When Elaine Pearce left Sydney for the seaside peace of Old Bar 12 years ago, she was assured her new house was a solid investment, with a century’s worth of frontage to guard against erosion.
But three neighbours have already lost their homes to the rising ocean and there are scores more at risk as roaring seas batter the idyllic beachside town, ploughing through 40 metres of foredune in just eight years.
“I wanted water frontage, and frontage I’m going to get,” Pearce joked.
Property values have dived along her once exclusive cul-de-sac, with homes once worth A$1.5 or $2 million now abandoned and offered for $300,000. Weathered “For Sale” signs dot the sidewalk.
Insurers will not cover homes for erosion and long-time local resident Allan Willan said the banks were even struggling to sell off the land on which the repossessed homes stand.
“They can’t even give it away,” said Willan, who estimates that another five metres of frontage could “easily” be lost in the next storm period.
“If it continues at this rate in seven years it’s going to be at the front door.”
Old Bar is the most rapidly eroding and at-risk piece of coast in populous New South Wales state, losing an average one metre of seafront every year and far outstripping other areas in terms of property at risk.
Andrew Short, director of Sydney University’s coastal studies unit and a government planning advisor, said the 4,000-person town was among the worst erosion sites in Australia, with huge volumes of sand routinely lost in storms.
Currently there are 14 similar “hotspots” along the densely populated NSW coast – a region home to some 5.8 million Australians – with about 100 properties at risk.

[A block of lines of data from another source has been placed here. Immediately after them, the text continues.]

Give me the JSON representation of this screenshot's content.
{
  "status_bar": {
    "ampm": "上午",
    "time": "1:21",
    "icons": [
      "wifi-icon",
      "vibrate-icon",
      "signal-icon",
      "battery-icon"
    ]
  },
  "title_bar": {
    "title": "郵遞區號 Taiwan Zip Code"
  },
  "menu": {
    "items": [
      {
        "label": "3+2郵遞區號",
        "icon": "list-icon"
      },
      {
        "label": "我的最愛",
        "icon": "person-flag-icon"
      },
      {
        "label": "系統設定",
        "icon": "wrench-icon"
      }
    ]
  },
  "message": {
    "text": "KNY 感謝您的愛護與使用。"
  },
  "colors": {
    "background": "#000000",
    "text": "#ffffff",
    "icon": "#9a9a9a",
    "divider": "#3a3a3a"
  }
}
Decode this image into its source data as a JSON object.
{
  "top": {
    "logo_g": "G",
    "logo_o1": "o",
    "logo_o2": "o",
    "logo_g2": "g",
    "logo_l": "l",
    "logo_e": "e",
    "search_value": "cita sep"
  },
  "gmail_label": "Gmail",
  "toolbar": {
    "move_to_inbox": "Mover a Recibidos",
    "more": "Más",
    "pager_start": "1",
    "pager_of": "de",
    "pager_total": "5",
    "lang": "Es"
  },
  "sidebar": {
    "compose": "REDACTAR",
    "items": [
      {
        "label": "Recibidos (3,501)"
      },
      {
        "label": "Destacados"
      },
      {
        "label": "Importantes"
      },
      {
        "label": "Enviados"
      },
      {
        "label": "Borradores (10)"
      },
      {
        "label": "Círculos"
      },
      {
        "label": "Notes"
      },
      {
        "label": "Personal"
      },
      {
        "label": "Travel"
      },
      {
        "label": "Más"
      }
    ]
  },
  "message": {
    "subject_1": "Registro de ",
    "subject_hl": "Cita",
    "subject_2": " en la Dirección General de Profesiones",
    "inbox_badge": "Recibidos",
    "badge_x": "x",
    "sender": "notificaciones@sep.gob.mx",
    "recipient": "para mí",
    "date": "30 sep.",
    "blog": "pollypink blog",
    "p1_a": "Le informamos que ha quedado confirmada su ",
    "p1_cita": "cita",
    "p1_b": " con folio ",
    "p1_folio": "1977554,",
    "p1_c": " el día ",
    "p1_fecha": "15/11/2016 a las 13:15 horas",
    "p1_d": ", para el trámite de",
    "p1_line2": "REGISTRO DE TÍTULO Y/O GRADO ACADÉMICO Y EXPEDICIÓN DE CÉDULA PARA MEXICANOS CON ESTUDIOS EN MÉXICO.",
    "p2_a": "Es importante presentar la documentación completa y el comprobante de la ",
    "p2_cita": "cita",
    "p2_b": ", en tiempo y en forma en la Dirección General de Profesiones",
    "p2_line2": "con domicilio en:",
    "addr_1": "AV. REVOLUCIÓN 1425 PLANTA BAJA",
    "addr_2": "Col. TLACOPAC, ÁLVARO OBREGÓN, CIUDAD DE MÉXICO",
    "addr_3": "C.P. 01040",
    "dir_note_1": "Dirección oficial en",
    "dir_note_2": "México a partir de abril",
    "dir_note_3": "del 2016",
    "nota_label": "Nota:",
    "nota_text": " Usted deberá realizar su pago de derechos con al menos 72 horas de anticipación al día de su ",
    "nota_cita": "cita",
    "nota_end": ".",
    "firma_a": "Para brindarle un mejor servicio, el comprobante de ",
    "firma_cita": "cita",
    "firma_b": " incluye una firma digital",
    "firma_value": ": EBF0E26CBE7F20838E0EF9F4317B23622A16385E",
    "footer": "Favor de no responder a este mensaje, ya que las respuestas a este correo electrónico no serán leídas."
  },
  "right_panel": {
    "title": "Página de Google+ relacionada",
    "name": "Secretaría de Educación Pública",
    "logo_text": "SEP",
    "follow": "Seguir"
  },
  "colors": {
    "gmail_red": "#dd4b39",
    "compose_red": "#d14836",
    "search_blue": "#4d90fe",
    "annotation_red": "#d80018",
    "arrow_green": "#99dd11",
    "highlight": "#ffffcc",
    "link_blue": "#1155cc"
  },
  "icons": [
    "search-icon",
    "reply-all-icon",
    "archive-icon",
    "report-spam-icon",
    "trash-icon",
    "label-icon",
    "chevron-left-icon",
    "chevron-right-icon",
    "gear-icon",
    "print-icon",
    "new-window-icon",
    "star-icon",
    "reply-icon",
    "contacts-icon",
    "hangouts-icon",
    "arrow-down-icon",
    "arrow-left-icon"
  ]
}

But Short said “many hundreds of properties, if not thousands” would be at risk in the next 50-100 years as sea levels rise due to climate change, with planning authorities factoring in a one-metre increase over the next century.
Australia’s government estimates that more than $226 billion in commercial, industrial and residential property and road and rail infrastructure is at risk from erosion and inundation by 2100.
That forecast includes 274,000 homes.
Old Bar has been in the grip of an unprecedented storm period, in terms of both frequency and strength, and University of New South Wales oceanographer Matthew England said it was a trend likely to intensify.
“The sea level rise is one thing, but we’re expecting
storms to become more intense and storm surges are what really hits these low-lying coastal communities,” said England.
England said a one-metre sea level rise could “really quickly” become four metres during a wild weather event, bringing “a really incredible rise of water right up the coast that just can do huge amounts of damage.”
Even with a 50 centimetre sea-level rise the government has warned that severe weather events currently considered to be once in a century, such as the major flooding of Brisbane in 2010, would happen several times a year by 2100.
More than 30 people died and tens of thousands of homes were swamped in the floods that swept across northern Australia and peaked in Brisbane, forcing Australia’s third-largest city to a standstill for several days.
Major cities were expected to face profound challenges from erosion and inundation, with the government warning in a 2009 report that Sydney’s airport faced closure in the next 100 years due to its low-lying waterfront location.
Ports, hospitals, power stations and other critical infrastructure were also deemed to be at risk.
Short said the issue was at a “tipping point” in the public’s consciousness, with new local planning guidelines showing future sea level projections and requiring people to take measures such as elevating their property.
In the longer term, authorities faced a mammoth task to counter the problem, with roads, drainage systems and other infrastructure also needing lifting, he added.
England said Australia “certainly stands to be hit with massive increased costs” from sea level rise, with 85 percent of its population living near the coast and insurance and liability battles already looming in the courts.
“We’ve seen some properties already across the New South Wales coast being devalued by as much as 50 percent because of their vulnerability to storm surges,” he said.
“And we’re only at the very start of the projected trend from human-induced climate change.”
The residents of Old Bar are banking on a government lifeline to help them build a A$10 million artificial reef offshore to protect their dwindling beach.
For her part, Pearce has little doubt about the cause: “Climate change. It’s worldwide, isn’t it?”